Thinking Inside the Container
Containers have taken over the world, and I, for one, welcome our new containerized overlords.
They do, however, present interesting challenges for me and my fellow Rioters on the Pipeline Engineering team. My name is Maxfield Stewart, and I'm an engineer here at Riot. My team focuses on build pipelines—everything from code check-in to the artifacts we deploy, and sometimes beyond. If continuous delivery was a theme song, we'd be singing it a capella style. We manage one of Riot's largest internal server farms and virtual machine clusters because we operate a cloud-like environment. One beast is called the "Build Farm"—what started life years ago as a small cluster of boxes building League of Legends game clients is now a monster conglomeration of physical and virtual machines.
Lately, we've been adding Docker containers to that mix at a furious pace. How can we integrate containers into a classic build farm stack that with each passing day looks more and more like a self-service cloud-based work engine? Can we somehow use Dockerfiles to define build environments and integrate those with much of our common open source infrastructure? Can we possibly break away from a traditional Virtual Machine cloud and embrace a containerized future?
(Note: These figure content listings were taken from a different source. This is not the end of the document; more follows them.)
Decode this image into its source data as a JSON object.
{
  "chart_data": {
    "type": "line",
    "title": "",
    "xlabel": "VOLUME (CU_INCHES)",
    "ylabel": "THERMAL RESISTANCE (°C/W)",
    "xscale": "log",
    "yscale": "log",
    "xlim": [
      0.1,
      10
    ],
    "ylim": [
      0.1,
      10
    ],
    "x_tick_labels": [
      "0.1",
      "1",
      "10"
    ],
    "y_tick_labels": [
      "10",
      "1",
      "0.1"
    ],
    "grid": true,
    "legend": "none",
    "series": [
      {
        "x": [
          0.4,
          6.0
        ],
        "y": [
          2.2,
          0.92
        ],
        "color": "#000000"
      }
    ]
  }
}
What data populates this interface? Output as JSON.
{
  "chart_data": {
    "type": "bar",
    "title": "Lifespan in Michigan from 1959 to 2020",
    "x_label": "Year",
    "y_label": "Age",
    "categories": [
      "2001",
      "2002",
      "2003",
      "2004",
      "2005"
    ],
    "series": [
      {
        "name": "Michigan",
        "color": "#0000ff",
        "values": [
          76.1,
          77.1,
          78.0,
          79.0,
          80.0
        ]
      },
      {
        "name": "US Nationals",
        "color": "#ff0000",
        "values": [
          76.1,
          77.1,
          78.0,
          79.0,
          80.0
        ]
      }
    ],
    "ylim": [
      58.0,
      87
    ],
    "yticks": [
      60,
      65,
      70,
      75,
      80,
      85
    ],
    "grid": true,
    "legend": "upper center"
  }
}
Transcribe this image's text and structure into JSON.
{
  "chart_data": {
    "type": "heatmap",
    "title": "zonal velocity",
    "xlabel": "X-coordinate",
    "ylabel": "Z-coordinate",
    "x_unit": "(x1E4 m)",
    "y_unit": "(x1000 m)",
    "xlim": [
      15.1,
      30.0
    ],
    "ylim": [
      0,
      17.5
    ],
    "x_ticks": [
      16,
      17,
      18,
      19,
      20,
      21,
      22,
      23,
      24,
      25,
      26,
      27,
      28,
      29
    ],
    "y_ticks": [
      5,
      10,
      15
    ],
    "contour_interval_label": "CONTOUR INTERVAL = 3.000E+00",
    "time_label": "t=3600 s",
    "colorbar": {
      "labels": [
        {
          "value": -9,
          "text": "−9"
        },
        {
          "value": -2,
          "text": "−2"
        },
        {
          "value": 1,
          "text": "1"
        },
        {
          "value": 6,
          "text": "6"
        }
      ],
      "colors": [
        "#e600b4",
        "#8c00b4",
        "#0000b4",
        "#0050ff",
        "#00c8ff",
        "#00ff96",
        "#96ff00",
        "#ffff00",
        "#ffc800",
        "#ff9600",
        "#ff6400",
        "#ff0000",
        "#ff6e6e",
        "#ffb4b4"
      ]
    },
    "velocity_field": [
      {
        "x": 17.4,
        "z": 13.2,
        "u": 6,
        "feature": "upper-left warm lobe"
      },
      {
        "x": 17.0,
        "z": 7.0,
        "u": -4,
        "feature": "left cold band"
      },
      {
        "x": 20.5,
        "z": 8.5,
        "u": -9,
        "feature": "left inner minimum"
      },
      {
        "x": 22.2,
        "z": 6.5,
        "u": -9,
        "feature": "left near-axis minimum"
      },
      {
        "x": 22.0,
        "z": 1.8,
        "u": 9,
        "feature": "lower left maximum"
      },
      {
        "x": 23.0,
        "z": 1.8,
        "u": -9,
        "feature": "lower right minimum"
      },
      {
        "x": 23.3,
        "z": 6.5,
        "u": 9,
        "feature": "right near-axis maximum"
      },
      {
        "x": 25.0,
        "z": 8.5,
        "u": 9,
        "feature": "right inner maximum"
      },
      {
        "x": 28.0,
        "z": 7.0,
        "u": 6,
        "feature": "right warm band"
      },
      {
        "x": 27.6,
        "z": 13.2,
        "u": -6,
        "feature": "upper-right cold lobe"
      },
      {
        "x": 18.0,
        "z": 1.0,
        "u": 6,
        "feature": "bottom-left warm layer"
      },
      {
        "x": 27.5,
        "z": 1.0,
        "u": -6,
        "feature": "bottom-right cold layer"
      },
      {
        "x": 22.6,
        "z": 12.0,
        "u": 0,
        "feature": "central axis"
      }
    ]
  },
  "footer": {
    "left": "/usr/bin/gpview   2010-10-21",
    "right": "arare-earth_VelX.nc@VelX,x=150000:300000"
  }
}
The list of questions goes on for quite a while—kind of like an Ashe arrow. I'm introducing this series of blog posts where I'll walk through how my team is attempting to answer them. In this first post I provide some background context as to where we came from and why we want to do this. In subsequent posts I’ll share some concrete ways we’re getting our hands dirty with Jenkins and Docker. The first of these tutorials, a basic introduction, can be found here. If you're interested in learning about ways to use containers to create build farms, inspire continuous delivery, and enable engineers to deliver faster, then this series is for you. But be ready: I'm going to take it from basic introductions to deep in the weeds over time. As a result I hope this series will become a great Introduction to Serious Business Docker Yo.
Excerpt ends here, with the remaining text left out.